15. Configure symbols for Process Explorer and Process Monitor
    
    Run Process Explorer and Process Monitor.  In both tools, click on Options->Configure Symbols.  Change the Dbghelp.dll path to reference the one in your Debugging Tools folder and make sure the symbol path is set (see step 10).  NOTE: you cannot use the Dbghelp.dll in \Windows\System32 as it does not support the symbol service; you must use the one in the Debugging Tools folder.
    
    An example configuration dialog (for a 64-bit system) using public symbols would be:
    
    
     
16. In the Process Explorer's list of processes, double click on the process called "System" (usually 4th in the list) and click on the Threads tab (there may be a delay while symbols are downloaded).
    
    When the list of threads are displayed, to confirm symbols were downloaded properly, sort by the Start Address column and scroll down until you see threads with start addresses in the form "ntoskrnl.exe!xxx" or ""ntkrnlpa.exe!xxx" - make sure you do NOT see any "+0x" after any of these entries.  This is an example of a correct output:
    
    
    
    If you see entries like "ntoskrnl.exe!yyyyyy+0xnnn" for most of the Ntoskrnl/Ntkrnlpa lines, then your symbols are not configured correctly.
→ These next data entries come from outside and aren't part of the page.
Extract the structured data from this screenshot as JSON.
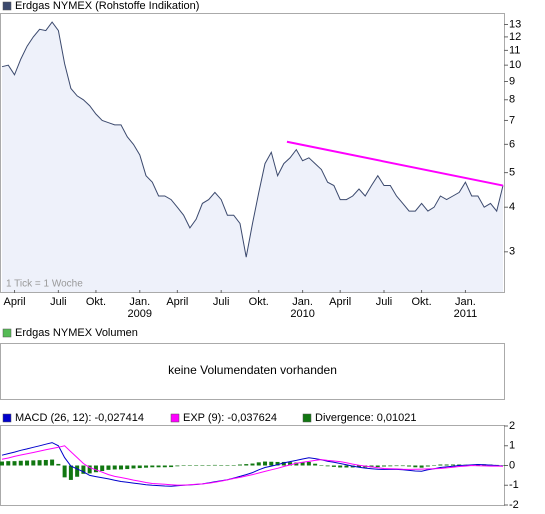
{
  "chart_data": [
    {
      "type": "line",
      "title": "Erdgas NYMEX (Rohstoffe Indikation)",
      "log_scale": true,
      "grid": false,
      "color": "#3c4a6e",
      "fill_color": "#eef1fa",
      "categories": [
        null,
        null,
        "April",
        null,
        null,
        null,
        null,
        null,
        null,
        "Juli",
        null,
        null,
        null,
        null,
        null,
        "Okt.",
        null,
        null,
        null,
        null,
        null,
        null,
        "Jan.",
        null,
        null,
        null,
        null,
        null,
        "April",
        null,
        null,
        null,
        null,
        null,
        null,
        "Juli",
        null,
        null,
        null,
        null,
        null,
        "Okt.",
        null,
        null,
        null,
        null,
        null,
        null,
        "Jan.",
        null,
        null,
        null,
        null,
        null,
        "April",
        null,
        null,
        null,
        null,
        null,
        null,
        "Juli",
        null,
        null,
        null,
        null,
        null,
        "Okt.",
        null,
        null,
        null,
        null,
        null,
        null,
        "Jan.",
        null,
        null,
        null,
        null,
        null,
        null
      ],
      "category_years": [
        null,
        null,
        null,
        null,
        null,
        null,
        null,
        null,
        null,
        null,
        null,
        null,
        null,
        null,
        null,
        null,
        null,
        null,
        null,
        null,
        null,
        null,
        "2009",
        null,
        null,
        null,
        null,
        null,
        null,
        null,
        null,
        null,
        null,
        null,
        null,
        null,
        null,
        null,
        null,
        null,
        null,
        null,
        null,
        null,
        null,
        null,
        null,
        null,
        "2010",
        null,
        null,
        null,
        null,
        null,
        null,
        null,
        null,
        null,
        null,
        null,
        null,
        null,
        null,
        null,
        null,
        null,
        null,
        null,
        null,
        null,
        null,
        null,
        null,
        null,
        "2011",
        null,
        null,
        null,
        null,
        null,
        null
      ],
      "values": [
        9.9,
        10,
        9.4,
        10.4,
        11.3,
        12.0,
        12.6,
        12.5,
        13.2,
        12.5,
        10.1,
        8.6,
        8.2,
        8.0,
        7.7,
        7.3,
        7.0,
        6.9,
        6.8,
        6.8,
        6.3,
        6.0,
        5.6,
        4.9,
        4.7,
        4.3,
        4.3,
        4.2,
        4.0,
        3.8,
        3.5,
        3.7,
        4.1,
        4.2,
        4.4,
        4.2,
        3.8,
        3.8,
        3.6,
        2.9,
        3.6,
        4.4,
        5.3,
        5.7,
        4.9,
        5.3,
        5.5,
        5.8,
        5.4,
        5.5,
        5.3,
        5.1,
        4.7,
        4.6,
        4.2,
        4.2,
        4.3,
        4.5,
        4.3,
        4.6,
        4.9,
        4.6,
        4.6,
        4.3,
        4.1,
        3.9,
        3.9,
        4.1,
        3.9,
        4.0,
        4.3,
        4.2,
        4.3,
        4.4,
        4.7,
        4.3,
        4.3,
        4.0,
        4.1,
        3.9,
        4.6
      ],
      "ylim": [
        2.3,
        14
      ],
      "yticks": [
        3,
        4,
        5,
        6,
        7,
        8,
        9,
        10,
        11,
        12,
        13
      ],
      "trend_line": {
        "color": "#ff00ff",
        "x": [
          45.5,
          80
        ],
        "y": [
          6.1,
          4.6
        ]
      },
      "annotation": "1 Tick = 1 Woche"
    },
    {
      "type": "empty",
      "title": "Erdgas NYMEX Volumen",
      "color": "#55bb55",
      "message": "keine Volumendaten vorhanden"
    },
    {
      "type": "macd",
      "ylim": [
        -2,
        2
      ],
      "yticks": [
        2,
        1,
        0,
        -1,
        -2
      ],
      "series": [
        {
          "name": "MACD (26, 12): -0,027414",
          "color": "#0000cc",
          "style": "line",
          "values": [
            0.52,
            0.6,
            0.68,
            0.77,
            0.84,
            0.92,
            1.0,
            1.08,
            1.16,
            1.0,
            0.4,
            -0.03,
            -0.17,
            -0.32,
            -0.5,
            -0.56,
            -0.62,
            -0.68,
            -0.75,
            -0.81,
            -0.85,
            -0.89,
            -0.93,
            -0.97,
            -1.0,
            -1.02,
            -1.04,
            -1.05,
            -1.03,
            -1.0,
            -0.98,
            -0.96,
            -0.93,
            -0.88,
            -0.82,
            -0.77,
            -0.72,
            -0.64,
            -0.55,
            -0.46,
            -0.36,
            -0.22,
            -0.1,
            -0.03,
            0.04,
            0.13,
            0.2,
            0.26,
            0.33,
            0.39,
            0.35,
            0.29,
            0.22,
            0.16,
            0.1,
            0.04,
            -0.03,
            -0.09,
            -0.13,
            -0.16,
            -0.19,
            -0.2,
            -0.2,
            -0.2,
            -0.22,
            -0.25,
            -0.28,
            -0.29,
            -0.22,
            -0.16,
            -0.1,
            -0.07,
            -0.04,
            0,
            0.01,
            0.03,
            0.05,
            0.04,
            0.02,
            0,
            -0.03
          ]
        },
        {
          "name": "EXP (9): -0,037624",
          "color": "#ff00ff",
          "style": "line",
          "values": [
            0.32,
            0.38,
            0.46,
            0.53,
            0.59,
            0.66,
            0.73,
            0.8,
            0.86,
            0.92,
            1.0,
            0.7,
            0.4,
            0.1,
            -0.1,
            -0.22,
            -0.34,
            -0.46,
            -0.55,
            -0.61,
            -0.67,
            -0.74,
            -0.8,
            -0.86,
            -0.91,
            -0.93,
            -0.95,
            -0.97,
            -0.99,
            -0.99,
            -0.97,
            -0.95,
            -0.93,
            -0.9,
            -0.85,
            -0.79,
            -0.73,
            -0.66,
            -0.6,
            -0.53,
            -0.46,
            -0.38,
            -0.3,
            -0.22,
            -0.14,
            -0.05,
            0.03,
            0.11,
            0.16,
            0.21,
            0.26,
            0.3,
            0.26,
            0.23,
            0.2,
            0.14,
            0.07,
            0.01,
            -0.03,
            -0.07,
            -0.11,
            -0.15,
            -0.16,
            -0.17,
            -0.19,
            -0.2,
            -0.19,
            -0.18,
            -0.17,
            -0.16,
            -0.15,
            -0.12,
            -0.09,
            -0.05,
            -0.03,
            0,
            -0.01,
            -0.02,
            -0.03,
            -0.03,
            -0.04
          ]
        },
        {
          "name": "Divergence: 0,01021",
          "color": "#117711",
          "style": "bar",
          "values": [
            0.2,
            0.22,
            0.22,
            0.24,
            0.25,
            0.26,
            0.27,
            0.28,
            0.3,
            0.08,
            -0.6,
            -0.73,
            -0.57,
            -0.42,
            -0.4,
            -0.34,
            -0.28,
            -0.22,
            -0.2,
            -0.2,
            -0.18,
            -0.15,
            -0.13,
            -0.11,
            -0.09,
            -0.09,
            -0.09,
            -0.08,
            -0.04,
            -0.01,
            -0.01,
            -0.01,
            0,
            0.02,
            0.03,
            0.02,
            0.01,
            0.02,
            0.05,
            0.07,
            0.1,
            0.16,
            0.2,
            0.19,
            0.18,
            0.18,
            0.17,
            0.15,
            0.17,
            0.18,
            0.09,
            -0.01,
            -0.04,
            -0.07,
            -0.1,
            -0.1,
            -0.1,
            -0.1,
            -0.1,
            -0.09,
            -0.08,
            -0.05,
            -0.04,
            -0.03,
            -0.03,
            -0.05,
            -0.09,
            -0.11,
            -0.05,
            0,
            0.05,
            0.05,
            0.05,
            0.05,
            0.04,
            0.03,
            0.06,
            0.06,
            0.05,
            0.03,
            0.01
          ]
        }
      ]
    }
  ]
}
For example, this kind of display indicates kernel symbols are NOT correctly configured:
    
    
     
17. Finally, double click on several other processes to force the download of other user mode symbols: Explorer.exe, a few Svchost.exe processes, Csrss.exe, Winlogon.exe, etc.  The reason for doing this is to get a variety of other user mode .EXE symbol files cached on your machine for use during the class. After doing the above, you should see a number of subfolders under c:\symbols -- these folders contain symbols for the various images referenced.